テレワークの実施率は、企業規模や業種によって差があり、大企業や情報通信業で実施率が高いことが各種の調査で分かっている2。また最近では、NTTグループが、在宅勤務等のリモートワークを基本とする制度を導入するなど、企業によっては実施を徹底する事例もある。在宅勤務は一定程度、国内における働き方の一つとして定着したと言えるだろう。
図表1 コロナ禍前(2020年1月頃)と比べた在宅勤務の利用状況
 
1 2021 年3月調査までは「在宅勤務などのテレワーク」、同年7月調査以降は「在宅勤務」として尋ねた。
2 例えば厚生労働省委託事業「令和2年度テレワークの労務管理に関する総合的実態研究事業」による三菱 UFJ リサーチ&コンサルティング(2021年)「テレワークの労務管理等に関する実態調査」 速報版。
2|テレワークを行う場所
(1)サテライトオフィスの利用状況
次に、テレワークを行う場所についてみていきたい。ニッセイ基礎研究所のコロナ調査によると、サテライトオフィスの利用状況は、設問を設けた2021年7月以降、コロナ禍前に比べた増加層(「増加」と「やや増加」の合計)は3~4%前後のままほとんど拡大していない。
図表2 コロナ禍前(2020年1月頃)と比べたサテライトオフィスの利用状況
(2)ワーケーション施設の利用状況
次に、ワーケーション施設の利用についても、設問を設けた2021年7月以降、コロナ禍前に比べた増加層(「増加」と「やや増加」の合計)は2~3%前後のままほとんど拡大していない。

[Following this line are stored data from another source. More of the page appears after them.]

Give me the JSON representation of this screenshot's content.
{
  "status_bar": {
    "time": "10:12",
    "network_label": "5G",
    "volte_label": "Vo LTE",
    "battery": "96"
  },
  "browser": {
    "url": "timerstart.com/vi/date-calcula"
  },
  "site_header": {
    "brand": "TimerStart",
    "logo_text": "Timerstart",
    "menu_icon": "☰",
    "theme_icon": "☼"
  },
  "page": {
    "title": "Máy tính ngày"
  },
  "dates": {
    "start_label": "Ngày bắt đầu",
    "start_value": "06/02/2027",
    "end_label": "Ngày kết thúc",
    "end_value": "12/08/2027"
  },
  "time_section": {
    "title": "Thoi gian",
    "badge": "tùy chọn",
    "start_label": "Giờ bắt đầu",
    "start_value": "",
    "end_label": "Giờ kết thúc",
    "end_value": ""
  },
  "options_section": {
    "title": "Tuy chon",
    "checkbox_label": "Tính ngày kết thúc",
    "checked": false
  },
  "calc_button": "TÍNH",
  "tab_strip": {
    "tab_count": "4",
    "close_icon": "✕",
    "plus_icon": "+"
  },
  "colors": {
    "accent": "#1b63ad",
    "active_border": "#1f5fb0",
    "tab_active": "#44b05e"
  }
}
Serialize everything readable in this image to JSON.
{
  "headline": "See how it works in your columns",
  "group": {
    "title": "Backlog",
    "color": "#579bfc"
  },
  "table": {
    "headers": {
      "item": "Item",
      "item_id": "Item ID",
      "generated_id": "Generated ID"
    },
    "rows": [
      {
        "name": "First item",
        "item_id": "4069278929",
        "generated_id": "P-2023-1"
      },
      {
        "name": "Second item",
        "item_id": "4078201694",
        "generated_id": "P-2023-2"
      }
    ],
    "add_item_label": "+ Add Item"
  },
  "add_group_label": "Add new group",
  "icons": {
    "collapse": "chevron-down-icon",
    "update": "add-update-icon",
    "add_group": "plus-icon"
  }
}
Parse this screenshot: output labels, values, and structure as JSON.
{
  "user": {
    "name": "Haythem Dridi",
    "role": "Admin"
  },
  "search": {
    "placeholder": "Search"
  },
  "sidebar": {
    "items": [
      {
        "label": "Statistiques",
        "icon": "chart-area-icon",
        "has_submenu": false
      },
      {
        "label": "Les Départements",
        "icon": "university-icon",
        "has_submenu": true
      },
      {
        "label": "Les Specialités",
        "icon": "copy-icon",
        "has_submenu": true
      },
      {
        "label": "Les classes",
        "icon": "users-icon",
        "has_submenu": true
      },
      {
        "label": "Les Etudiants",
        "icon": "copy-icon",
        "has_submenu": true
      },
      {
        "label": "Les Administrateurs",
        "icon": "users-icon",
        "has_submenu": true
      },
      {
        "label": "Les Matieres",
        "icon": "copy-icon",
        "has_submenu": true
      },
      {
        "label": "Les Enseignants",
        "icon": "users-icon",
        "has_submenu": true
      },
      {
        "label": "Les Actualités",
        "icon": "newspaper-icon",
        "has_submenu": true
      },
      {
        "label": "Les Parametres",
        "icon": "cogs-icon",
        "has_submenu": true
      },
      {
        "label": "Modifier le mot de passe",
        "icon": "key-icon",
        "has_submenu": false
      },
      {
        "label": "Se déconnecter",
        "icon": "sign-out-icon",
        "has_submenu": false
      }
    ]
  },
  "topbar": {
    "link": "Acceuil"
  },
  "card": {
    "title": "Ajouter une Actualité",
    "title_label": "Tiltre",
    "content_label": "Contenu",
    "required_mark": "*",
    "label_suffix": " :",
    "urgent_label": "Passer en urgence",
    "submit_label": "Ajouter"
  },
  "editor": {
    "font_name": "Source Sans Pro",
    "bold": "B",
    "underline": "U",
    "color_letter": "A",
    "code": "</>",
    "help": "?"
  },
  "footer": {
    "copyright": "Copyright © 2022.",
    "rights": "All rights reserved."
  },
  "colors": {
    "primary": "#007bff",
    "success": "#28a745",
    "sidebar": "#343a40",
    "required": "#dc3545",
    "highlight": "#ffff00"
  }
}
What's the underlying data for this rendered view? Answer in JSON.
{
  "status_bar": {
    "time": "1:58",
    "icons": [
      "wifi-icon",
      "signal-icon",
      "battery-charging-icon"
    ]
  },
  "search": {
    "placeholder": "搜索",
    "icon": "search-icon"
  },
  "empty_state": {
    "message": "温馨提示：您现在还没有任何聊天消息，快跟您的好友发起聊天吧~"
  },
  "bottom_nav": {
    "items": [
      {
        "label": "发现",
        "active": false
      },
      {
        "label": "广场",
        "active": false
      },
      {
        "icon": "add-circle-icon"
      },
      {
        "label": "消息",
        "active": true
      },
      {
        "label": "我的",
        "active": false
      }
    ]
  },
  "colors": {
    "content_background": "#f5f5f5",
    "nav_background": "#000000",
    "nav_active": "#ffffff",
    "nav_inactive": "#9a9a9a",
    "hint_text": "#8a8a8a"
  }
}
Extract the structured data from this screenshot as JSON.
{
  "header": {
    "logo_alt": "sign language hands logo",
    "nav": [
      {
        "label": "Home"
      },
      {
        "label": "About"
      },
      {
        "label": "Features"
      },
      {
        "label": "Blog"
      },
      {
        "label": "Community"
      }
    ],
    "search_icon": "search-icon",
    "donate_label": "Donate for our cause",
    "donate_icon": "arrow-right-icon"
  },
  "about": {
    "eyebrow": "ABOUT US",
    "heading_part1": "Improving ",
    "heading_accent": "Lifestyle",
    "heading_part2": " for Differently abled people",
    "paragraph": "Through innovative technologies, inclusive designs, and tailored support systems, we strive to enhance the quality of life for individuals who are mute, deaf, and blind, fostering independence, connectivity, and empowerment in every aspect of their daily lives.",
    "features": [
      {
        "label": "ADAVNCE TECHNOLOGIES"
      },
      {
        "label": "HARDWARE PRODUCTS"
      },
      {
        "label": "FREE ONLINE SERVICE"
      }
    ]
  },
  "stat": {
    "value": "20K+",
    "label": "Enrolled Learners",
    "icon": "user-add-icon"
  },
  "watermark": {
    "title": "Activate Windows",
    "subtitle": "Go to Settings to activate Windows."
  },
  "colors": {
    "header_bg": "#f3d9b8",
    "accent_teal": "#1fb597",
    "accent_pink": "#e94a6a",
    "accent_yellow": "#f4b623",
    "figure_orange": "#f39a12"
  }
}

従って、企業がテレワークを実施する際にも、これらの外部施設を活用する事例はわずかにとどまっており、大部分は自宅で作業をしていると考えられる。
図表3 コロナ禍前(2020年1月頃)と比べたワーケーション施設の利用状況
3|在宅勤務に対する評価
これまでに、官公庁や主要な経済団体等から出されたテレワークや在宅勤務に関する調査報告書等をみると、課題として挙げられている主なものは、仕事の生産性や、企業による労務管理、従業員同士のコミュニケーション不足や人材育成、セキュリティ確保、テレワークできる人とできない人との不公平感などである。しかし全体としては、テレワークや在宅勤務経験者の大半が継施実施を希望していることなどから、テレワークや在宅勤務を評価するものが多い3。ただし、いずれの調査報告書等も、働く人や企業の立場から評価しており、現時点では、働く人の家族の視点から評価したり、課題を検討したりしているものは少ない。
 
3 厚生労働省「これからのテレワークでの働き方に関する検討会」による「これからのテレワークでの働き方に関する検討会報告書」(2020年12月)

3――在宅勤務など働き方の変化

3――在宅勤務など働き方の変化によって家族が受けた影響

1|影響を受けた割合とその内容
ここからは、働く人の家族に視点を移して、在宅勤務の影響を見ていきたい。まず、コロナ禍に入って、家族の働き方に変化があった人がどれぐらいいるかについて、ニッセイ基礎研究所の「第8回 新型コロナによる暮らしの変化に関する調査」を用いた基礎研レポート4を引用しながら説明したい。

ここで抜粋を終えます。